Friday, May 14, 2010

Choosing to out-crazy the crazy.

I often find myself thinking what life would be like if it weren't so crazy and unpredictable. I'm not sure if I'd like it. I don't like stress, anxiety and insomnia just as much as the next person but I also don't do boring. This last week has been crazy and boring with nothing in the middle apparently just the way I like it. My body appears to be a reflection of that. I've been needing some kind of treatment (chiropractic, massage or acupuncture) about every two days for the last 1.5 weeks to keep my body moving forward and myself along for the ride. Thank you subluxed neck. I'm sick and tired of being bendy and tired.

My messed up neck has given me a lot of time to think, which has lead me to be on opposite ends of my emotional spectrum. I'm usually about to drown myself in a puddle of tears or I'm care-free. I prefer the later and that's what I'm trying to focus on. I'll be honest, avoidance sometimes works for me. It's not that I'm trying to avoid letting myself just "be", but rather putting it on hold. I have enough days where I could care less about what happens next, I might as well do something about it when I'm on the up-swing.

After trying to work this week with my neck, I have come to realize that this might be a good time for change. A change from a lot, firstly from work. I love my jobs but can't do them forever. I'm on to plan "C" and filling out the mountain of paperwork required to apply to school as a student with a disability. While at my geneticist appointment earlier this week, the topic of "what next" came up. I have my idea, and know that I'd be good at it but apparently I should be a genetic councilor. No thanks. Yes, experience counts for a lot that is not learned from a book or a lecture but I like being able to finger-paint and play at my job. The world already moves too fast, and we forget to just have fun with no strings attached. How much literature is out there saying that we need to let our creative juices flow, play outside like a kid again and take time to have fun ? There's a ton. Imagine that being a huge part of your job, and being able to share that with a kid who's stuck in a hospital and just needs to be a kid. That's my plan "C" and I can't wait to start. Mainly because I've been at home bored out of my tree and feeling like chewed gum for almost two solid weeks. I've had to let myself be upset about this but I'm trying to see it as a new opportunity and a place to grow.

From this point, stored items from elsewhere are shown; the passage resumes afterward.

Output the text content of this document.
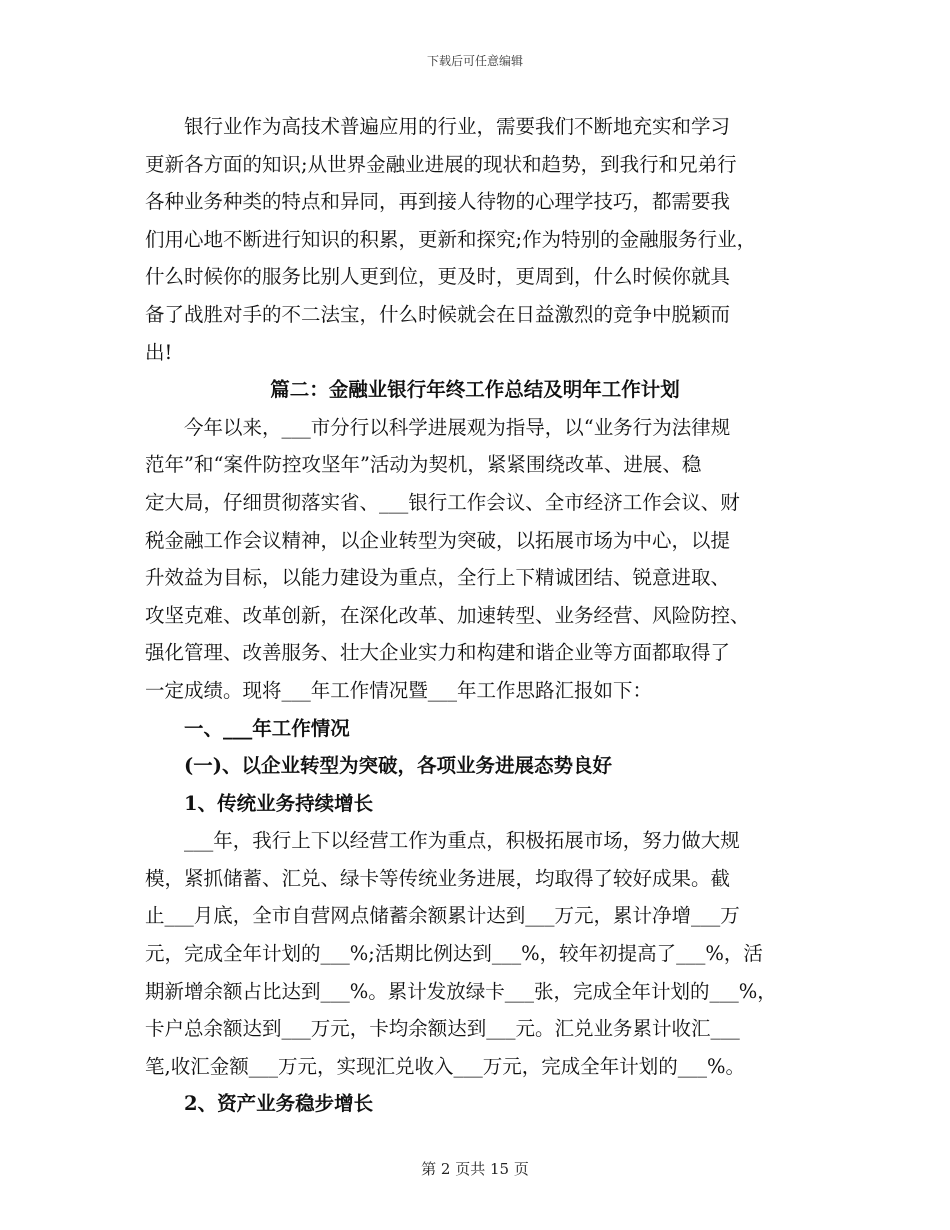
下载后可任意编辑
银行业作为高技术普遍应用的行业，需要我们不断地充实和学习
更新各方面的知识;从世界金融业进展的现状和趋势，到我行和兄弟行
各种业务种类的特点和异同，再到接人待物的心理学技巧，都需要我
们用心地不断进行知识的积累，更新和探究;作为特别的金融服务行业，
什么时候你的服务比别人更到位，更及时，更周到，什么时候你就具
备了战胜对手的不二法宝，什么时候就会在日益激烈的竞争中脱颖而
出!
篇二：金融业银行年终工作总结及明年工作计划
今年以来，___市分行以科学进展观为指导，以“业务行为法律规
范年”和“案件防控攻坚年”活动为契机，紧紧围绕改革、进展、稳
定大局，仔细贯彻落实省、___银行工作会议、全市经济工作会议、财
税金融工作会议精神，以企业转型为突破，以拓展市场为中心，以提
升效益为目标，以能力建设为重点，全行上下精诚团结、锐意进取、
攻坚克难、改革创新，在深化改革、加速转型、业务经营、风险防控、
强化管理、改善服务、壮大企业实力和构建和谐企业等方面都取得了
一定成绩。现将___年工作情况暨___年工作思路汇报如下：
一、___年工作情况
(一)、以企业转型为突破，各项业务进展态势良好
1、传统业务持续增长
___年，我行上下以经营工作为重点，积极拓展市场，努力做大规
模，紧抓储蓄、汇兑、绿卡等传统业务进展，均取得了较好成果。截
止___月底，全市自营网点储蓄余额累计达到___万元，累计净增___万
元，完成全年计划的___%;活期比例达到___%，较年初提高了___%，活
期新增余额占比达到___%。累计发放绿卡___张，完成全年计划的___%，
卡户总余额达到___万元，卡均余额达到___元。汇兑业务累计收汇___
笔,收汇金额___万元，实现汇兑收入___万元，完成全年计划的___%。
2、资产业务稳步增长
第 2 页共 15 页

I failed to mention in my last posts that because of my insane reflux I'm at a high risk for esophageal cancer.yay. Scopes, biopsies and countless appointments are part of this new-ish reality that I was hoping would be rare. Once again, avoidance helps. It helps me to forge my own trail and not look back to often. I know it's something I need to be aware of, but it's not something worth stopping life over, even if the outcome of those tests aren't favourable. Life with EDS can often suck, but I choose to keep moving.

Our bodies are in a constant state of change and most often it's not the good kind. It forces us to either sink, or evolve and swim. I choose to evolve and swim. That means finding new things to keep me happy, inspired and focused. Spending countless hours in bed made me really think about what I would be doing with myself this summer. Kayaking and climbing are of the question, it makes me want to vomit. Those are some of my favourite things in the world. I was inspired, had goals and couldn't have been happier doing them. Now what? Maybe a few more days in bed (which will be sadly happening) will lead me to some more opportunities. Crossing my fingers for something just as exciting.

I've had to go through a change in friends. It hasn't been fun and I wish it didn't have to happen. The reality is, we're on different trails and it has been felt that it should remain that way. The feeling isn't mutual but it's happening for a much greater reason than what I am aware of right now. That's what I'm choosing to think anyway.

A lot of negativity has crept in these past couple of weeks. I can feel it, and it's gross. I don't necessarily think negativity is something horrible but I'm happier with out it. Finding the positives in everyday life with EDS isn't easy. Everything is a choice but negativity doesn't count. It sucks up our ability to see things as a choice and makes us fall victim to pessimism and irrationality. I choose not to be a victim of negativity and see things for what they have the potential to be, not for what they couldn't be.


Just when you think life is crazy enough, something else pops up. I have chosen to out-crazy the crazy and just roll with it.


"Life's like a movie, write your own ending."